Lenders to pay out £47m in redress to borrowers in difficulty

26th May 2023

Temporary measures forcing lenders to offer greater support to borrowers in financial difficulties could become permanent, under new proposals announced by the Financial Conduct Authority (FCA).

The FCA  also announced that 17 lenders will pay up to £47 million in redress to financially-distressed borrowers, after failing to offer appropriate support. The payments will be made to 195,000 customers, including borrowers with mortgages, loans and overdrafts. 

The measures were initially introduced during the pandemic but with the cost-of-living crisis deepening the FCA has been working with almost 100 lenders to ensure proper help is given to those who get into financial difficulties and fall behind with repayments. 

Under these rules and guidance, mortgage, consumer credit and overdraft providers have to provide the right support to customers struggling to make repayments, which may include making reduced or no payments temporarily or changing the mortgage or loan term, taking account of individual circumstances
ensure that repayment arrangements are appropriate, signpost customers to free, impartial money guidance and debt advice, not charge arrears fees that are higher than necessary to recover firms’ reasonable costs for consumer credit customers and consider the overall impact of support arrangements on mortgage balances.

Sheldon Mills, Executive Director of Consumers and Competition, said “Many firms have been following our temporary guidance, developed during the pandemic, to support borrowers in tough times. Our proposals today will help ensure this continues.”

“Where we see firms not providing the right support, we will act quickly to put this right. Firms are already paying up to £47m in compensation for not providing appropriate support to borrowers. If you’re worried about keeping up with payments, we encourage you to talk to your lender as soon as possible.”

Commenting on the announcement Richard Lane, Director of External Affairs at StepChange, said “High interest rates and inflation continue to place immense pressure on household finances, and demand for our services has been consistently higher this year compared to last, so the FCA’s proposals to ensure borrowers have the support they need are crucial.

“Our own research has shown that people showing signs of financial difficulty need help as early as possible to prevent them getting trapped in a spiral of harmful, unaffordable borrowing in order to make ends meet.

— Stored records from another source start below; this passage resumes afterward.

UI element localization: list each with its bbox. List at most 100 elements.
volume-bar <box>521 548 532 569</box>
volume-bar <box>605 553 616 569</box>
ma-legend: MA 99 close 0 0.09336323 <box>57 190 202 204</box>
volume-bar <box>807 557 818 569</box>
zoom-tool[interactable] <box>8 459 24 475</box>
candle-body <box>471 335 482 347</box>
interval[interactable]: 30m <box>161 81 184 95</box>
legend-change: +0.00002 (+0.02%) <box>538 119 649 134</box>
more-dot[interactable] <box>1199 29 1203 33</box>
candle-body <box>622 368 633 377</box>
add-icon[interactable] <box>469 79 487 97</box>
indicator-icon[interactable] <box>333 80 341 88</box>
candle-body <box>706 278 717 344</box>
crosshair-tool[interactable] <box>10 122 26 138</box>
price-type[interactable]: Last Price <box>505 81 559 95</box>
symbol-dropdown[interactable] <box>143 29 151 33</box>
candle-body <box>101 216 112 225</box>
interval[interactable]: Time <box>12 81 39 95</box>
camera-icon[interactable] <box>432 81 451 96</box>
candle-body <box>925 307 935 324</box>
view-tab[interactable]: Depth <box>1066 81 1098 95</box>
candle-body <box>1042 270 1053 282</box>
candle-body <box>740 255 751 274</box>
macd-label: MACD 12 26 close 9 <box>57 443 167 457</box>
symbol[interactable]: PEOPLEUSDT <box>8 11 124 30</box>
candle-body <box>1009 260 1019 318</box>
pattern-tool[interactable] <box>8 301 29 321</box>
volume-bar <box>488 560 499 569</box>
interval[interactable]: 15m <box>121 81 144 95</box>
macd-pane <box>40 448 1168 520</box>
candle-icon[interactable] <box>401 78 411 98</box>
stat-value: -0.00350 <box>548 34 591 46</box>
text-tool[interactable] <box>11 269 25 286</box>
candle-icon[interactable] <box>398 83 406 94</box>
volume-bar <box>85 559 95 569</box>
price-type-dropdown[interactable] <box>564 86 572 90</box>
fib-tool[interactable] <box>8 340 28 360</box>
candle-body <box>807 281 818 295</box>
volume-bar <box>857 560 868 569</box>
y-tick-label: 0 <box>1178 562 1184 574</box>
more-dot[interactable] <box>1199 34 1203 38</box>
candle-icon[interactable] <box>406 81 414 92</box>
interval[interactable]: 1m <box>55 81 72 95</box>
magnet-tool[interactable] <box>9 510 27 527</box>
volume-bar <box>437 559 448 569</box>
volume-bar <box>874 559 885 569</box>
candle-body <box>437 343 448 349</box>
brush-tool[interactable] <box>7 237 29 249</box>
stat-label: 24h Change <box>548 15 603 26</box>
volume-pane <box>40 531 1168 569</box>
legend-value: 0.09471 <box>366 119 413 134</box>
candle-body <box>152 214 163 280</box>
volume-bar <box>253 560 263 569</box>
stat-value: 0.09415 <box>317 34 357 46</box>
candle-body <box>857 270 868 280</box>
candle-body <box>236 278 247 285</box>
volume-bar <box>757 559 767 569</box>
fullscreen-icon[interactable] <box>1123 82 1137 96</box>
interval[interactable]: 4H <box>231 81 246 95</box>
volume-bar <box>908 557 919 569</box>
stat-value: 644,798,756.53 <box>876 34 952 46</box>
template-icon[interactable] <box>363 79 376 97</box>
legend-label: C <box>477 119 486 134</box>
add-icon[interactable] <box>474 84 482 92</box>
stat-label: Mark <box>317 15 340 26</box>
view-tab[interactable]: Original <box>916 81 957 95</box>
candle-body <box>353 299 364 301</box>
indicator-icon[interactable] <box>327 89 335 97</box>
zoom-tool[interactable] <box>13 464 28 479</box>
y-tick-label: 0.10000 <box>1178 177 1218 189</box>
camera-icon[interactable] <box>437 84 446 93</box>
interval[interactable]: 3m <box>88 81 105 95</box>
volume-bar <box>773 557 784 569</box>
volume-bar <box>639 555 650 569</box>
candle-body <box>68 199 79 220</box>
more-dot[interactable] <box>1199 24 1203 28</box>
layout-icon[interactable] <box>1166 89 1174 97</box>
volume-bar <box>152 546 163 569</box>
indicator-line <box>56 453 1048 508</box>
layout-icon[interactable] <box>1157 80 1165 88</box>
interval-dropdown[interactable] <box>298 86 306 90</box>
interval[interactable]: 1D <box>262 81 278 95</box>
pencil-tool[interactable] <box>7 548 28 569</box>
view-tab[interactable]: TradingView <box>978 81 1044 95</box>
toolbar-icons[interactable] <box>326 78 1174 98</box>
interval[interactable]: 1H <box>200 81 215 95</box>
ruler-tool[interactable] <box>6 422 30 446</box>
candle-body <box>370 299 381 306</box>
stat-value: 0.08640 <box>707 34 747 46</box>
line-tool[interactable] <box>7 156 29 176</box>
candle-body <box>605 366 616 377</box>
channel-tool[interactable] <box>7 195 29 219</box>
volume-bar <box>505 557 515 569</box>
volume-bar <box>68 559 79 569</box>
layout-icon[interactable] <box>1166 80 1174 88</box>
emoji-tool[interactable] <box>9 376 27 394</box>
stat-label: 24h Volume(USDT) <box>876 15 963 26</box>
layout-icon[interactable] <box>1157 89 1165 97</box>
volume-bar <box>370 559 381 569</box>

Communications from lenders making demand for payment can be frightening for people experiencing problem debt, causing them to disengage, an issue which we’ve found to be more prominent among borrowers with additional vulnerabilities.”

“It must be a priority for lenders to focus on developing appropriate support for their customers, which identifies financial difficulty at the earliest possible stage, ensures support is tailored to individual needs, and makes effective referrals to free debt and money advice.”

Sho Sugihara, CEO and Co-Founder of Fuse, said “With a fifth of consumers (21%) reliant on credit for everyday expenses, there is a clear need for a change of approach across the finance sector. Organisations must begin to adopt a more outcomes-based approach if they wish to truly support borrowers facing financial difficulty – focused on vulnerability as well as affordability.”

“Two thirds (67%) of lenders acknowledge that the lending sector will need total reform if it is to truly prioritise borrowers’ financial health over profit. The new Consumer Duty regulations represent a promising first step – however it is essential that banks and other financial institutions are well supported with the technology and the expertise needed to successfully adapt to these rules if they are to boost customer protections. Transforming finance to ensure consumer interests come first will play an important role in facilitating more personal financial products that are suited towards the needs of the consumer, reducing risks of defaults and  long-term debt and instead promote a fairer financial system for millions across the UK.”